相手の感性を尊重して

絵本を集団相手に読むことを、「読み聞かせ」「読み語り」であって「朗読」でない、という意見はよく聞きます。
 ・・・それはそれでよし、そう思うことは自然なことでしょう。

絵本を読んでいる人を見た某さんが、「朗読してる」と思う。これもよく聞くことです。
 ・・・それはそれで自然なことだと私は思います。某さんが感じることを、他人が土足で踏み込むことはできません。

 ありがちな失敗は、「朗読だ」と思った某さんを批判し、説得して自分の思ったように某さんの感覚を変えさせる、という方法です。
これと同じことを、今までの絵本講師はしてきました。読み継がれているのに古典絵本にあんまり興味を持たない市民やボランティアを批判し、説得して、自分の思ったように相手の感覚を変えさせる、ということです。

 大切なことは、「某さんが朗読だと思った」ということを肯定し、そこから前に進むことだと私は思います。相手の様子を見て、自分を変えればいいということです。読み方が上手くなればなるほど「朗読」に近くなるよね、と私には思えます。

 もっと言わせてもらえば、上手く読むことが「つまらなさ」に通じると思います。上手く読む人ばかりになればなるほど、「つまらない」のです。授業に入るのだから、読みは真面目に、完璧に、上手に・・・と、「子どもの今」から目をそらして自分たち「大人の上」ばかり見てきましたね。子どもにとってはそれが「つまらない」のです。つまらないことを、子どもは授業なので一生懸命受け入れなくちゃならない。
 悲しいことに、やればやるほど大人は「上手く」なるのです。私にはそれがとても悲しいのです。変な言い方だけど、当会のSさんなどは、あんまり上手くならないので、圧倒的に子どもに愛されるのです。
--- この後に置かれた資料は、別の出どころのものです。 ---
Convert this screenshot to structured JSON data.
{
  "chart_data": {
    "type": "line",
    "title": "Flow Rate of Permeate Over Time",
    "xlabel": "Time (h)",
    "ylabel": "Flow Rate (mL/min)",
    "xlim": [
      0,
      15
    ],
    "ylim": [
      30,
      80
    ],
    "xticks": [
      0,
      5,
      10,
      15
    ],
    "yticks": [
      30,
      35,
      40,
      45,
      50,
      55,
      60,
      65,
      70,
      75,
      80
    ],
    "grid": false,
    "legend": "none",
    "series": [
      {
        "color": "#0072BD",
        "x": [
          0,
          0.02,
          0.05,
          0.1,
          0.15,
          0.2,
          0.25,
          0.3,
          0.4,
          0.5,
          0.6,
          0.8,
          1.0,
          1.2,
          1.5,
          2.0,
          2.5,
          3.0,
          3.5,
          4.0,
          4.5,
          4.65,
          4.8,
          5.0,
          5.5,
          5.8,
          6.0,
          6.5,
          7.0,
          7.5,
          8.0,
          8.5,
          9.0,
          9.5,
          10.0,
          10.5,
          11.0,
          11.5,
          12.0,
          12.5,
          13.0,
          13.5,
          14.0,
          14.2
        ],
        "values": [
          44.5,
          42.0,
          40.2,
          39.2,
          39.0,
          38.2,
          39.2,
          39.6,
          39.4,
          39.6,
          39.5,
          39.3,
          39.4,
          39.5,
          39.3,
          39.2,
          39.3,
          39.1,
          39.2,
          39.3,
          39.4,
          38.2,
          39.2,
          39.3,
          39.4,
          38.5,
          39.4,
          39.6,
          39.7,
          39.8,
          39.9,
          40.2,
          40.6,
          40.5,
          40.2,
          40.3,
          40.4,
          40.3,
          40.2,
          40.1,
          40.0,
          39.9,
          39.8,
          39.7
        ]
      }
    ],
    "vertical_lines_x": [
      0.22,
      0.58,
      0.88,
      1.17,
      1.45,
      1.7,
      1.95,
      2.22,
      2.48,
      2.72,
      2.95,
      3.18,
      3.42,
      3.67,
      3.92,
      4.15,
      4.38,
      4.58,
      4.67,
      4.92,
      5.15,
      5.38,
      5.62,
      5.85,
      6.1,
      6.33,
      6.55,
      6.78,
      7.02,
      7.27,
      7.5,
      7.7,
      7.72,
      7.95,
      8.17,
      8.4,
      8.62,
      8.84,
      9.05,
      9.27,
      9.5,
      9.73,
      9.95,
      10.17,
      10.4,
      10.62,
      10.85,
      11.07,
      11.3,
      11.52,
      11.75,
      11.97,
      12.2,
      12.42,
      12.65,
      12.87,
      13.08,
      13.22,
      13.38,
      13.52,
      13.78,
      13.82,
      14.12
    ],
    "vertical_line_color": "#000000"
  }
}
指導者というのは、独善になりやすい。自分が習ったことが正しいと信じ、相手の自然な感覚まで指導して変えさせようとする。そういう激しい姿を見て、周囲が反論もせず引いていく、そんなことは、古今東西 山のようにあるのでしょう。かつての「教育」とは、そういう物だったのかも知れません。

 長岡は、「絵本の読み聞かせ」を、「集団相手」から「ブックスタートのような個別」に舵を切ったように思えます。「プログラムの作り方至上主義」だとか「読み方に異様に固執する」だとか、人間の自然な感覚にまで踏み込んだ事例が、後を絶たないのでしょう。そこまでする必要は、全然ないのにね。